Сюда и направил стопы неутомимый разинский посланец. За пазухой у него охранная грамота боярина Хитрово, а в голове повеление мятежного атамана — разведать галичские места, донести северному черному люду мысль о том, что зреет на Волге бунт и поднимает крепостных мужиков на убиение бояр, воевод и помещиков донской казак Стенька Разин.

В селе Никольском у Янки Бочкова пробыл он недолго. Сбнл-сколотил охранную сотню, получил пищали и бердыши и взялся за дело. Не столько охранял владения Богдана, сколько разыскивал в лесу разбойные ватажки, настраивал их на мятежный лад, читал грамоту Стеньки. По весне прибежал на Ветлугу казак Васька Сидоров, нашел Илейку и передал новое повеление атамана — узнать, куда сошлют Никона, сходить к нему и твердо звать на святое дело. Приказ есть приказ — ар азу же послан был в Москву расторопный мужик из сотни по имени Дениско. Тот, возвратившись, сказал — патриарха увезли в Ферапонтов монастырь на Белозеро. Тут уж и думать было нечего — Белозеро от Галича не так далеко.

Увел Илейка охранную сотню в глухие леса, атаманом над ней оставил Софрона Головина, мужика из деревни Корелихи. Озоровать ватаге не велел, приказал сидеть смирно, ждать его возвращения. Сам поехал на Белозеро.

2

С Белозерья тянуло холодом, по ночам сильно примораживало, но весна упрямо наступала на Ферапонтов монастырь. Днем над двором поднималось солнышко, согревало землю, снег рыхлел, оседал серыми пластами на мокрую глину. С келейных крыш свешивались ледяные сосульки, слезились говорливой капелью.

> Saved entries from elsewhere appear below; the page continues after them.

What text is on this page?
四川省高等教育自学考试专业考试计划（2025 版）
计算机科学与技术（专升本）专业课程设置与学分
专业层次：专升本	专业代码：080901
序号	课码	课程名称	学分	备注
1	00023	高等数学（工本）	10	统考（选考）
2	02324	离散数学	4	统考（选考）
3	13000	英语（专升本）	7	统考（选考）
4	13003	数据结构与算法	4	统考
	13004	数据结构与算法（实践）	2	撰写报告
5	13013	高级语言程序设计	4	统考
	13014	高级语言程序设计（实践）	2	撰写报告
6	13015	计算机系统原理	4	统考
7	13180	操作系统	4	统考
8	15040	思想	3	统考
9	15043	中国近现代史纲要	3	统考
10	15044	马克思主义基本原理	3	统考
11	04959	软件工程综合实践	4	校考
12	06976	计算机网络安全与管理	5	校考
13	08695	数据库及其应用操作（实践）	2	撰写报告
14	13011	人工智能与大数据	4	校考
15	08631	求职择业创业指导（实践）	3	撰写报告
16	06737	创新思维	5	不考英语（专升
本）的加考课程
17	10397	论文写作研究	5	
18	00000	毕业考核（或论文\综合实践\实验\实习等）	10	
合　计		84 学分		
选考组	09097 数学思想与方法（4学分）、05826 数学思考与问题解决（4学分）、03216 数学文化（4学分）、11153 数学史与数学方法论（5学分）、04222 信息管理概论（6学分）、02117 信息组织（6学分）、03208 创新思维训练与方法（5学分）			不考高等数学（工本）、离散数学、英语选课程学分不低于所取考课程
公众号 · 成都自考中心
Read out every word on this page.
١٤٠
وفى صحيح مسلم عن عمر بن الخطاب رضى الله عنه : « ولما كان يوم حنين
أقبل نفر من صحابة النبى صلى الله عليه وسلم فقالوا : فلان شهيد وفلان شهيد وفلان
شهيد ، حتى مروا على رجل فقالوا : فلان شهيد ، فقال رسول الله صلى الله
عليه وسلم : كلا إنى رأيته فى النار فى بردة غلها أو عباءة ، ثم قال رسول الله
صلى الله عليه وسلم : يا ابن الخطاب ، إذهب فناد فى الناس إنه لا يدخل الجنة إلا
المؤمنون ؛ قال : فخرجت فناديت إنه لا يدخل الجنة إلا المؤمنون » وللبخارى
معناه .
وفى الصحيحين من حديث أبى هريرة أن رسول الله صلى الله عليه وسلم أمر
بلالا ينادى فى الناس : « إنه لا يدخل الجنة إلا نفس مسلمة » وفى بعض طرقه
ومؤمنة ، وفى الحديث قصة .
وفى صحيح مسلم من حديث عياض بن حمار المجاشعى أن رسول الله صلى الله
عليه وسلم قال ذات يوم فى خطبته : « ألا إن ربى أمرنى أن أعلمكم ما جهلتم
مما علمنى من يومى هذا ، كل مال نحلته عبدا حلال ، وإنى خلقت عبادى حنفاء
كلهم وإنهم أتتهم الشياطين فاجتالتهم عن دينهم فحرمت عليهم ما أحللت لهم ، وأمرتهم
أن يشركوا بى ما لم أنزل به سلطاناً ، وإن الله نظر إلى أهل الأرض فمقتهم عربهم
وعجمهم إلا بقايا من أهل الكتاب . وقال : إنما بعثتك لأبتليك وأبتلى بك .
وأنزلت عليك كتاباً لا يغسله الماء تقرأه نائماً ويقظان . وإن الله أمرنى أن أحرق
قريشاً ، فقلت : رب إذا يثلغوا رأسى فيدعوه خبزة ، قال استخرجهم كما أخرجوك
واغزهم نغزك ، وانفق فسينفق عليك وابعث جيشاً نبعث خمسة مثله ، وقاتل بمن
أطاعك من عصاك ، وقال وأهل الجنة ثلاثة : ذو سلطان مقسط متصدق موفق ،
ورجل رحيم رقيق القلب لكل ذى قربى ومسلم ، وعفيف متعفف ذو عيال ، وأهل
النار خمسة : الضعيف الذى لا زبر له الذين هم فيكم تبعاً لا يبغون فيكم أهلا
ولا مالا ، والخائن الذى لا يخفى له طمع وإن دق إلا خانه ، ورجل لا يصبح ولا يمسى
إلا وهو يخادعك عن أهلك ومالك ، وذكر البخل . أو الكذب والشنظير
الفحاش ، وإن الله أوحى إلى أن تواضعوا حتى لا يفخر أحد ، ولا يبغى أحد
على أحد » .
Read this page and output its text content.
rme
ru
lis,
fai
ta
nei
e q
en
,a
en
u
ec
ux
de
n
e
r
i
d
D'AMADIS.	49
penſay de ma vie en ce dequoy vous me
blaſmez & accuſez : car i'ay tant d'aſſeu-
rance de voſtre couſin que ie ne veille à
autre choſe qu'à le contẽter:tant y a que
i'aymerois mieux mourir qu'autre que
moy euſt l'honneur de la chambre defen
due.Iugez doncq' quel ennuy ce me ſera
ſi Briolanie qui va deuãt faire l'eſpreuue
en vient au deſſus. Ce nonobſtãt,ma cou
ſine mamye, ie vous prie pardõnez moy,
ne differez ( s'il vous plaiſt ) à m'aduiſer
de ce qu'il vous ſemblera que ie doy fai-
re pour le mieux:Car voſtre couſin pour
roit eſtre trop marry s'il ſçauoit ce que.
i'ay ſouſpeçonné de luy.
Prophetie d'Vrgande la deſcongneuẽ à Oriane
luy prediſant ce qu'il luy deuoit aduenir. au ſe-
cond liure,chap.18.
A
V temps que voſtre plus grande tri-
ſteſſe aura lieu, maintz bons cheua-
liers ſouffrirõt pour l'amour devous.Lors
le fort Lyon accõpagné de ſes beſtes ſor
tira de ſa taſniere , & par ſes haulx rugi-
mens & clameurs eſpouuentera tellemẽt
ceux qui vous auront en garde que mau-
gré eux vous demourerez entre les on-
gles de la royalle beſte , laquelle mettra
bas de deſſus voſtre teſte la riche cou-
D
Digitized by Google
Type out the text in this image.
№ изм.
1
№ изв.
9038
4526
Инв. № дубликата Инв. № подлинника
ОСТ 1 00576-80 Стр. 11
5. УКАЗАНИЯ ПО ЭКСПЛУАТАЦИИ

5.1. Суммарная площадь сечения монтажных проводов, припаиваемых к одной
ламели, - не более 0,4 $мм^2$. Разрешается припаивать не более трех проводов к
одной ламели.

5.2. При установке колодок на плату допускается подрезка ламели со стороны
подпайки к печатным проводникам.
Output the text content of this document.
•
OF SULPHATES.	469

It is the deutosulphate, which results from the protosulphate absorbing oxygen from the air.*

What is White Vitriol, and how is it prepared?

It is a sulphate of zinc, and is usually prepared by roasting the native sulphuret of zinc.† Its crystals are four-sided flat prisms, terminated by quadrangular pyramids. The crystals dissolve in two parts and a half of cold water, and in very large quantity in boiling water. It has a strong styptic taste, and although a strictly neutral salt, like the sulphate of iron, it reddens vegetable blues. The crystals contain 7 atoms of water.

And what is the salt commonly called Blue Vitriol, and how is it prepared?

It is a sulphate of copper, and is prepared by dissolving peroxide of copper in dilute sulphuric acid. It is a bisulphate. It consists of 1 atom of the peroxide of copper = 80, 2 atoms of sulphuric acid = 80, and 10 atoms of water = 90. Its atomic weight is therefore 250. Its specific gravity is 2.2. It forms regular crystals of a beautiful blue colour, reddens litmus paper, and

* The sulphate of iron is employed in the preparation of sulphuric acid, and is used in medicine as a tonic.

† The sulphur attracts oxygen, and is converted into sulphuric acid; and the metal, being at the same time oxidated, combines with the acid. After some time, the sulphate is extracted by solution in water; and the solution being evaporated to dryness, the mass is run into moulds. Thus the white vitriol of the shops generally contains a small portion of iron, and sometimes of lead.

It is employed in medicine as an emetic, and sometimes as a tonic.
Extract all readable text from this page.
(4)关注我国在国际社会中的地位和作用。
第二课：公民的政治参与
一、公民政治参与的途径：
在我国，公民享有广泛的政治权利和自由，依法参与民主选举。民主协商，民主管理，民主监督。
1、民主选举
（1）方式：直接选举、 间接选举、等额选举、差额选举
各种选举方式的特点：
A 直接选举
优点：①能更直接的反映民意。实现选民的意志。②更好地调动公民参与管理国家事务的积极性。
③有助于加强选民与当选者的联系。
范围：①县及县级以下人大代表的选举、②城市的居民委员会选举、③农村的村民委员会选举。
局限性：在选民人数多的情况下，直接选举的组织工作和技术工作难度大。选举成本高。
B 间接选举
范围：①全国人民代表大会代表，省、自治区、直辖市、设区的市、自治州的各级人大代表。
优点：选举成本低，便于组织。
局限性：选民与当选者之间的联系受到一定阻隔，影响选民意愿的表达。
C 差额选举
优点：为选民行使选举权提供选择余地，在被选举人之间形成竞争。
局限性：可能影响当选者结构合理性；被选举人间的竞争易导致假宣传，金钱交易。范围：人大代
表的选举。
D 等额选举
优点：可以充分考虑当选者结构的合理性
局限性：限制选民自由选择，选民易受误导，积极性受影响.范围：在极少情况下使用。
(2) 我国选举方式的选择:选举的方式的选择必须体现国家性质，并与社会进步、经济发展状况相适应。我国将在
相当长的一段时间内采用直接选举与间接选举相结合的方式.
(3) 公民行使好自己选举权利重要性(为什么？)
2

Степанко Наумов — царский пристав — лежал на прошлогодней прелой соломе и грелся на солнцепеке. Великая лень и весеннее томление обуяли молодого пристава. Не только пошевелить рукой, голову повернуть не хотелось. Лестница в полуподвальную патриаршью келью, оконце с решеткой намозолили Степанке глаза. Двум приданным Наумову стрельцам хорошо — они караулят ссыльного патриарха поочередно, ночью. Спят как сурки. Себе пристав взял дневной черед и раскаялся. Раньше, в первые годы, было лучше — через оконце говорили они с узником о разных разностях и время проходило быстро. Теперь Никон озлоблен, день и ночь пишет царю письма, бумаги и чернил перевел уйму. Со Степкой бранится матерно. Да и забранишься, пожалуй. Сколько царю писем послано, а послабления нет. Раньше, бывало, позволялось Никону принимать в келье людей, самому ходить в храм. Пришел царский указ: на ночь келью замыкать и чтоб ни туда, ни оттуда никого, ни-ни. Велено пускать только слуг, кои ему приданы, и более никого. Чем больше пишет Никон писем, тем строгости жесточе. Раньше допускались к нему священники: дьякон Гавриил, монахи Еремка да Демьянко. Теперь велено пускать только монахов.

В полдень Степка забеспокоился. В келью прошмыгнули монахи Еремка и Демьянко — принесли обеденную трапезу, а ему, приставу, стрельцы почему-то еду не несли, хотя время давно приспело. А у Степки кишка кишке кукиш кажет. На голодное брюхо пришла досада. Никон сидит в заточении за грехи перед богом, за вины перед государем, а он-то, Степка Наумов, за что?! В зной, мороз, в пургу торчи около кельи, смотри, следи, доглядывай. А в Москве жена молодая, сын малолетний…

По лужам зашлепали, Степка скосил глаза, увидел — стрелец тащит котелок со щами. От сердца отлегло, хотел побранить служивого за мешкотность, раздумал.

Похлебав щей, пристав еще более разморился, его потянуло на сон. Очнулся в сумерки, заслышав шаги, — в келью снова пробирались Еремка и Демьянко, тащили владыке ужин. Проводив монахов глазами, Степка подумал: «Непогоды вроде пет, а монахи почему-то головы закрыли? И один вроде не Демьянко, а чуть повыше. Надо бы встать, проверить, да лень-матушка навалилась, не стряхнешь ее, сладкую, никак. Опять, наверно, как в минувший раз, монашку Никону ведут. Если Еремка выйдет один — телицу эту застукаю», — подумал Степка. Но вскоре из кельи выскочили двое, пристав успокоился, навесил на келью замок, закрыл ставень оконца и, сдав караул подошедшему стрельцу, ушел.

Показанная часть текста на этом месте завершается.